Our wedding had been hasty. Although we’d dated for two years, Bob had the chance to go overseas and teach in China. He had asked me to go with him, to marry him first, a feat which we pulled off in three months, with not just a little angst on my mothers part and a lot of friction between us.
The morning after our wedding we woke up as husband and wife in a canopy bed in the Adirondacks and made our way down the Hudson River by train, holding hands as the light flashed through the window between the trees like an old newsreel. We were married. We were determined that our love was big enough and powerful enough and generous enough… was simply enough, to forge a wonderful life together. Tragedy and misfortune were for people who didn’t follow the rules, who were mean and colored outside of the lines, who disrespected others and harbored black places in their heart.
I thought about all of this last weekend as I let my eye trail down the page at the images of all those happy, expectant people. These were folks who had just gotten engaged or married, who wanted to announce it to the world with their photos, to gleefully make us a party to all that happiness and hopefulness.
Thank goodness that the world kept turning out couples like that. I reveled for a moment in the prospect of all that boundless optimism to believe that life would deal you a good hand, that love kept regenerating, even while others battled loss and depression, disappointment and sorrow.
A silly thought flashed through my mind. I pictured us now, today, on those pages, envisioning how we would appear; the set of a jaw, the look in our eyes. Our love was richer, deeper, it hid more in the folds inside of us. It was no longer moonfaced and expectant. We were long past the point where we couldn’t touch each other enough or held hands on every sidewalk. Our love had mellowed into something with real texture; the fibers of the tapestry tough and tenacious from a marriage woven of good and bad, joy and sorrow, loss and abundance.
Thinking about the miscarriages, the loss, the injury, the fear, the things we had endured together I could touch the parts in me where dreams had been compromised. I could articulate what a parallel life would look like, one in which my husband was not injured in Iraq, one in which life had kept moving forward as he flew to all the worlds breaking events, covered the 2008 election, interviewed world leaders.
How do you live in the shadow of what might have been after something big and bad happens? How do you grocery shop and car pool and cut up the salad and not let your mind wander to that parallel life, the one where only good things happen, where good people are rewarded?
And in any marriage you play the hand you are dealt. Wherever that may take you. And yet, as my friend Jim told me once, you never stop trying to get your hands on the deck.
That, I think, is the lesson we all learn, in one form or another as we struggle to make sense of what it means to choose a mate, to hitch a star to pull a collective wagon, to overcome or to simply endure.
And as we move, day in and day out into a familiar orbit, one with duller colors and smoother edges smoothed by the passage of time, we are no longer that expectant couple looking hopefully out of the engagement photo.

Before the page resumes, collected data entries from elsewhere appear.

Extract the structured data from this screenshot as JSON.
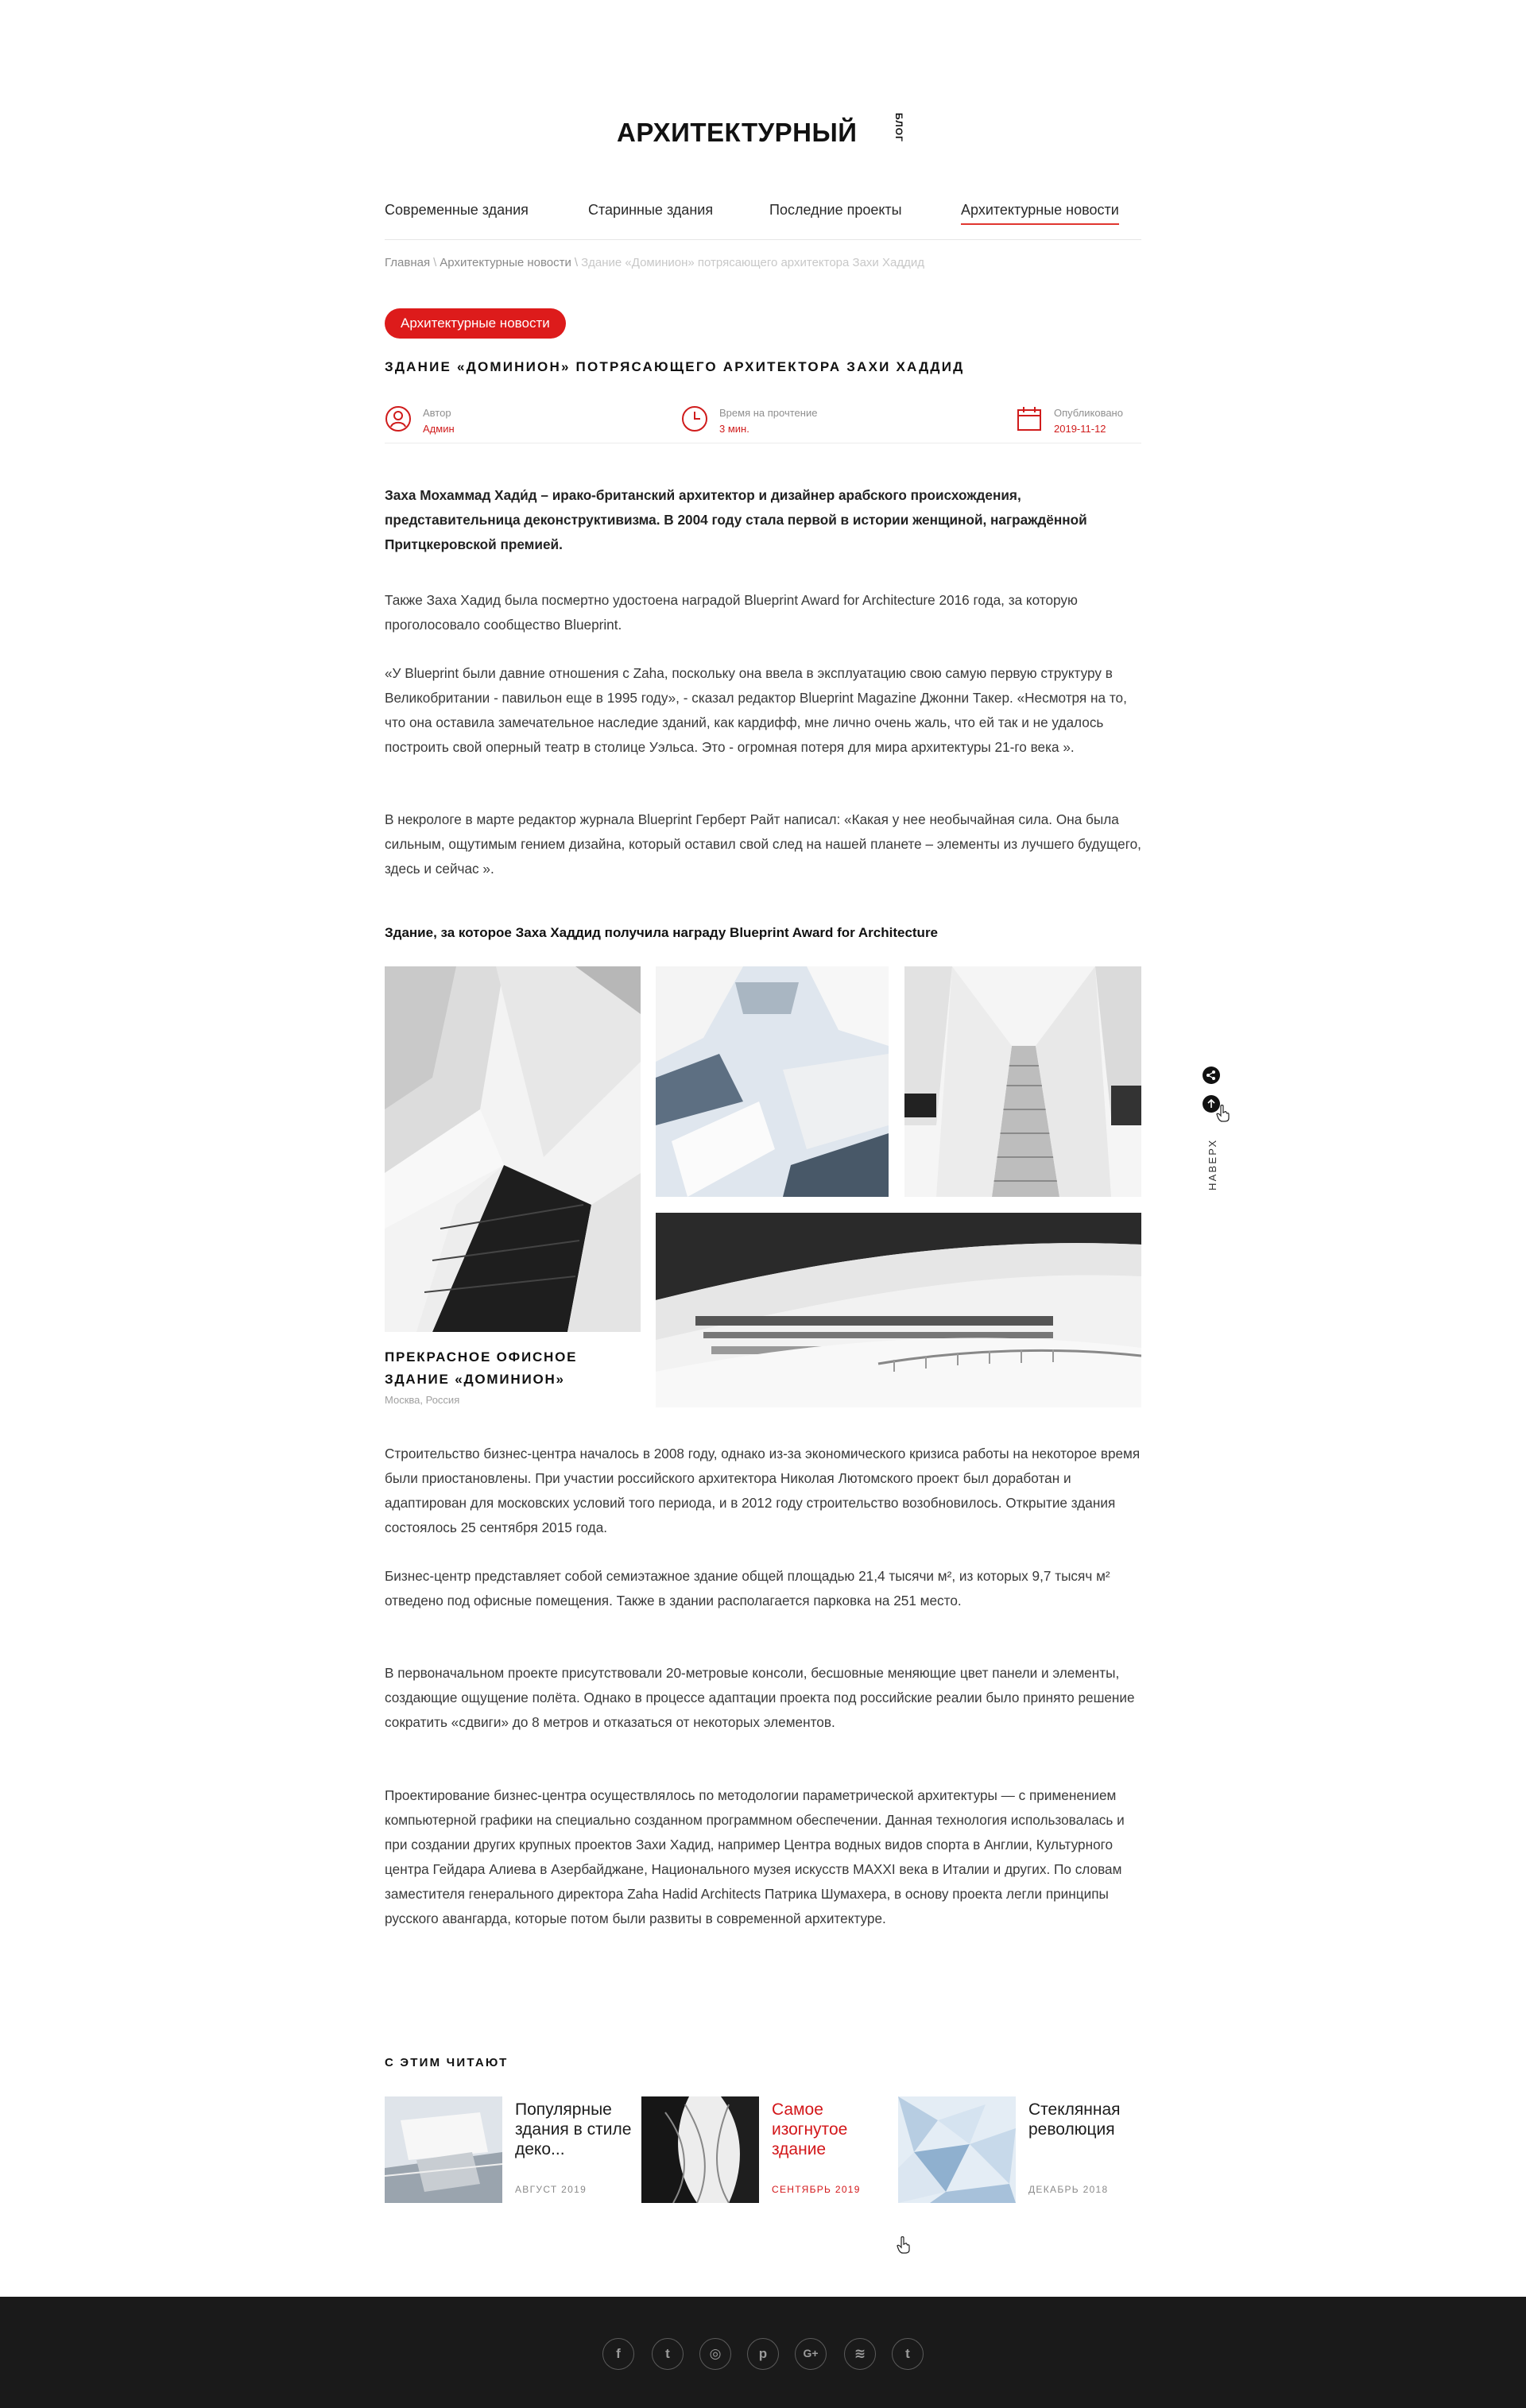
{
  "logo": {
    "main": "АРХИТЕКТУРНЫЙ",
    "sub": "БЛОГ"
  },
  "nav": [
    {
      "label": "Современные здания",
      "active": false
    },
    {
      "label": "Старинные здания",
      "active": false
    },
    {
      "label": "Последние проекты",
      "active": false
    },
    {
      "label": "Архитектурные новости",
      "active": true
    }
  ],
  "breadcrumb": {
    "items": [
      "Главная",
      "Архитектурные новости"
    ],
    "separator": "\\",
    "current": "Здание «Доминион» потрясающего архитектора Захи Хаддид"
  },
  "article": {
    "category": "Архитектурные новости",
    "title": "ЗДАНИЕ «ДОМИНИОН» ПОТРЯСАЮЩЕГО АРХИТЕКТОРА ЗАХИ ХАДДИД",
    "meta": {
      "author_label": "Автор",
      "author": "Админ",
      "read_label": "Время на прочтение",
      "read_time": "3 мин.",
      "published_label": "Опубликовано",
      "published": "2019-11-12"
    },
    "lead": "Заха Мохаммад Хади́д – ирако-британский архитектор и дизайнер арабского происхождения, представительница деконструктивизма. В 2004 году стала первой в истории женщиной, награждённой Притцкеровской премией.",
    "paragraphs_1": [
      "Также Заха Хадид была посмертно удостоена наградой Blueprint Award for Architecture 2016 года, за которую проголосовало сообщество Blueprint.",
      "«У Blueprint были давние отношения с Zaha, поскольку она ввела в эксплуатацию свою самую первую структуру в Великобритании - павильон еще в 1995 году», - сказал редактор Blueprint Magazine Джонни Такер. «Несмотря на то, что она оставила замечательное наследие зданий, как кардифф, мне лично очень жаль, что ей так и не удалось построить свой оперный театр в столице Уэльса. Это - огромная потеря для мира архитектуры 21-го века ».",
      "В некрологе в марте редактор журнала Blueprint Герберт Райт написал: «Какая у нее необычайная сила. Она была сильным, ощутимым гением дизайна, который оставил свой след на нашей планете – элементы из лучшего будущего, здесь и сейчас »."
    ],
    "gallery_heading": "Здание, за которое Заха Хаддид получила награду Blueprint Award for Architecture",
    "gallery_caption": "ПРЕКРАСНОЕ ОФИСНОЕ ЗДАНИЕ «ДОМИНИОН»",
    "gallery_location": "Москва, Россия",
    "paragraphs_2": [
      "Строительство бизнес-центра началось в 2008 году, однако из-за экономического кризиса работы на некоторое время были приостановлены. При участии российского архитектора Николая Лютомского проект был доработан и адаптирован для московских условий того периода, и в 2012 году строительство возобновилось. Открытие здания состоялось 25 сентября 2015 года.",
      "Бизнес-центр представляет собой семиэтажное здание общей площадью 21,4 тысячи м², из которых 9,7 тысяч м² отведено под офисные помещения. Также в здании располагается парковка на 251 место.",
      "В первоначальном проекте присутствовали 20-метровые консоли, бесшовные меняющие цвет панели и элементы, создающие ощущение полёта. Однако в процессе адаптации проекта под российские реалии было принято решение сократить «сдвиги» до 8 метров и отказаться от некоторых элементов.",
      "Проектирование бизнес-центра осуществлялось по методологии параметрической архитектуры — с применением компьютерной графики на специально созданном программном обеспечении. Данная технология использовалась и при создании других крупных проектов Захи Хадид, например Центра водных видов спорта в Англии, Культурного центра Гейдара Алиева в Азербайджане, Национального музея искусств MAXXI века в Италии и других. По словам заместителя генерального директора Zaha Hadid Architects Патрика Шумахера, в основу проекта легли принципы русского авангарда, которые потом были развиты в современной архитектуре."
    ]
  },
  "side": {
    "top_label": "НАВЕРХ",
    "share_icon": "share-icon",
    "up_icon": "arrow-up-icon"
  },
  "related": {
    "heading": "С ЭТИМ ЧИТАЮТ",
    "items": [
      {
        "title": "Популярные здания в стиле деко...",
        "date": "АВГУСТ 2019",
        "highlight": false
      },
      {
        "title": "Самое изогнутое здание",
        "date": "СЕНТЯБРЬ 2019",
        "highlight": true
      },
      {
        "title": "Стеклянная революция",
        "date": "ДЕКАБРЬ 2018",
        "highlight": false
      }
    ]
  },
  "footer": {
    "social": [
      {
        "icon": "facebook-icon",
        "glyph": "f"
      },
      {
        "icon": "twitter-icon",
        "glyph": "t"
      },
      {
        "icon": "instagram-icon",
        "glyph": "◎"
      },
      {
        "icon": "pinterest-icon",
        "glyph": "p"
      },
      {
        "icon": "google-plus-icon",
        "glyph": "G+"
      },
      {
        "icon": "spotify-icon",
        "glyph": "≋"
      },
      {
        "icon": "tumblr-icon",
        "glyph": "t"
      }
    ]
  },
  "colors": {
    "accent": "#dd1b1b",
    "footer_bg": "#1a1a1a",
    "text": "#3a3a3a"
  }
}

But the rewards of the journey, are often full of unexpected goodness, beauty and moments of grace.
My two sisters and I were recently in Hawaii to celebrate my 50th year. We shared the resort with conference attendees and honeymooners and we watched with amusement and nostalgia as they draped themselves around one another in the elevators or gazed dreamily at each other during breakfast.

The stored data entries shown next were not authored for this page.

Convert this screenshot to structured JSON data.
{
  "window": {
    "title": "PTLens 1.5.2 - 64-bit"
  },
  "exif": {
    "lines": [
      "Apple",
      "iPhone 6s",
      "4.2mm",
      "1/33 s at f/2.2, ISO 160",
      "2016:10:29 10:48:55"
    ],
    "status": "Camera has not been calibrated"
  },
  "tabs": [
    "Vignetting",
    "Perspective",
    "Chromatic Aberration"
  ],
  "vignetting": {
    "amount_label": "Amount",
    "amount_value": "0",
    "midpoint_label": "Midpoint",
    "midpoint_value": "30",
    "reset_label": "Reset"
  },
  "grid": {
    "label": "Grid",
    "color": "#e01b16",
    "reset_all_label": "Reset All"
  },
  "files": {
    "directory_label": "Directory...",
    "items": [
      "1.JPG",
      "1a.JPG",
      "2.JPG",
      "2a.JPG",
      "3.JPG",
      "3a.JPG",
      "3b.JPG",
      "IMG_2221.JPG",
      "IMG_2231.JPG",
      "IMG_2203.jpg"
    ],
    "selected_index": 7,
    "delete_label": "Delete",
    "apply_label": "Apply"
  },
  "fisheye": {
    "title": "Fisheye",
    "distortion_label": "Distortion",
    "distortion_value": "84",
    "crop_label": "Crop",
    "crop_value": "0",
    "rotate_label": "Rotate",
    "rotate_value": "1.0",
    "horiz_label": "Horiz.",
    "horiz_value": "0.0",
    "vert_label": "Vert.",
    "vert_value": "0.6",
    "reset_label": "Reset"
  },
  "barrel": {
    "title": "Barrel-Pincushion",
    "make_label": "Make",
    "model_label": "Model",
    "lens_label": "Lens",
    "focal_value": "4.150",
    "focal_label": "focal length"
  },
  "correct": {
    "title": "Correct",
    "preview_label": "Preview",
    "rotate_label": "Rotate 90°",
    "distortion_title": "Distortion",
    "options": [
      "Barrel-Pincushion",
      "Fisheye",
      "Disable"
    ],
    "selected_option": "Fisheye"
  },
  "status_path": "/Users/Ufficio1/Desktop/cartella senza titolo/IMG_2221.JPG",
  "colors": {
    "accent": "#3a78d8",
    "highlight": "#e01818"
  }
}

“Enjoy it now!” we joked under our breath.
“This is the fantasy island part,” my sister Nan said in a feigned warning. “The rest is all downhill.” We cracked ourselves up.
But lurking under our pretend cynicism was a moment where each one of us took stock. The children, the years logged, the good health, the close family, the new families we had built. We’d all three weathered the good and the bad. We were here. We were celebrating, each raising a glass, ultimately eager to get home to our house, home to our kids, and home to our men.